Who is it that gave us the Bible? Man. Who is it, then, that told us about Jesus? Man. Who is it that tells us everything we know about the teachings of the Bible? Man. It is clear that men gave us Christianity. Using the logic set forth in the first paragraph, Christianity is indeed a religion. After all, Man gives us religion. How could it be otherwise? If true Christianity is this mystical, I feel it and I know, belief, how could anyone know for sure that they had the real thing? “Well, the Bible says___________,” yes, and that brings us right back to man.
For those who believe in the distinction between religion and Christianity, I would ask for them to describe the difference between the two. I would ask them to tell me what this pure Christianity looks like and where I can experience it. I would ask them to explain to me how they can square the teachings of the Bible with their belief that one can have Christianity without the church.
This kind of thinking primarily exists in the United States. We are a nation of individualists and that’s why we are attracted to individualistic forms of religion. If the Bible teaches anything, it teaches that Christianity is a communal religion with every Christian being a part of the whole. The Bible speaks of the church as a body and that every part is vitally important to the rest of the body.
I think it impossible for a person to claim Christianity and reject the church. Without the church, without the Bible, there is no such thing as Christianity. Since the church wrote the Bible, it is the church that gave us Christianity. To be a Christian requires a communal connection with a visible body of believers.
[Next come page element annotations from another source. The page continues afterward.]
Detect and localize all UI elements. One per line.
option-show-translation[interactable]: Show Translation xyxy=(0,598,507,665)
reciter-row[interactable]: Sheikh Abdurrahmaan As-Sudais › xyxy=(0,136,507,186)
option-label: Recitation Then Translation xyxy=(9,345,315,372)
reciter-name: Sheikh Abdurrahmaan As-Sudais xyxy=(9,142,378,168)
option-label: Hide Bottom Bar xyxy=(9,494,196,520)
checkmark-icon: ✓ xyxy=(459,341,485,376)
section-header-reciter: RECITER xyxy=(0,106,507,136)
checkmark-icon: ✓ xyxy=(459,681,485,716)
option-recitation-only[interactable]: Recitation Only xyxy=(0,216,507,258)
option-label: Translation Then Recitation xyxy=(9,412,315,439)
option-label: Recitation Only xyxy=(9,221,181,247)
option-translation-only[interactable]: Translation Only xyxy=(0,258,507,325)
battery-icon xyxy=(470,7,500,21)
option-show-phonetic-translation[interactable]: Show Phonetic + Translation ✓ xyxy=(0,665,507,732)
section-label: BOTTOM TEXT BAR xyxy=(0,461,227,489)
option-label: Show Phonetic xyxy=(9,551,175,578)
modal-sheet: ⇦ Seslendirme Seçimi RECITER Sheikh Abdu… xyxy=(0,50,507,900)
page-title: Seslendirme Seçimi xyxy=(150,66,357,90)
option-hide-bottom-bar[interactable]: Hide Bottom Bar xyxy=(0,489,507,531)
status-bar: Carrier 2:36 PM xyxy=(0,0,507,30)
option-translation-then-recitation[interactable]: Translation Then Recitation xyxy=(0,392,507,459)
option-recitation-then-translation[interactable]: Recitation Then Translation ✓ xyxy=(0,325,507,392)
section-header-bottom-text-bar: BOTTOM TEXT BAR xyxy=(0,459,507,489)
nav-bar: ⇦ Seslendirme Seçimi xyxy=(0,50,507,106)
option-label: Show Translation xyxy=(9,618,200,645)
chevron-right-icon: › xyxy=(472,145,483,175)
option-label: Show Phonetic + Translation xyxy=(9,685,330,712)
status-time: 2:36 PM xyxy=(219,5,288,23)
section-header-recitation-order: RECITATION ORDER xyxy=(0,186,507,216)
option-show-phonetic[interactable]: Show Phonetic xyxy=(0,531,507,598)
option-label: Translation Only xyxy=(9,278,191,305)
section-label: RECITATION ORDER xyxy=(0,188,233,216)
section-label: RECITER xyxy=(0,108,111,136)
It has always been this way, and it is up to the Christianity is not a religion crowd to show why it shouldn’t continue to be this way.
Feelings and personal opinions don’t matter here. What does the Bible say? I maintain there is no Christianity without the Bible.It us up to those who disagree to prove otherwise. Show me how it is possible to have Christianity without the church or Christianity without the Bible. From my seat in the atheist pew, the church and the Bible are joined at the hip and each need the other to survive.
I’m sure someone is going to ask why this matters to me. After all, I’m not a Christian, so why I do I care? This issue matters to me because I write a good bit about Christianity and religion. Whenever my writing gets too uncomfortable for Christians, they like to suggest that I am not writing about their brand or their version of Christianity. They like to suggest that I have confused religion with Christianity. When family members do bad things they like to divorce themselves from their relatives and pretend there is no familial connection. But, like it or not, every Christian is connected to other Christians and the crazy uncles and aunts are part of the family.
I will tell my Christian readers once again, it is your church, live with it. When you attempt to have a Christianity without the church, you are in effect starting your own religion, the Church of the Churchless Christ followers. You are simply doing what Christians have done for 2,000 years, spawning tens of thousands of sects. If you don’t like what you see start something new. But no matter how much you try, and no matter how often you reinvent yourself, Christianity will always be a religion.
Wikipedia states it succinctly:
Religion is the belief in and worship of a god or gods, or in general a set of beliefs explaining the existence of and giving meaning to the universe, usually involving devotional and ritual observances, and often containing a moral code governing the conduct of human affairs.
Christianity was, is, and always will be a religion.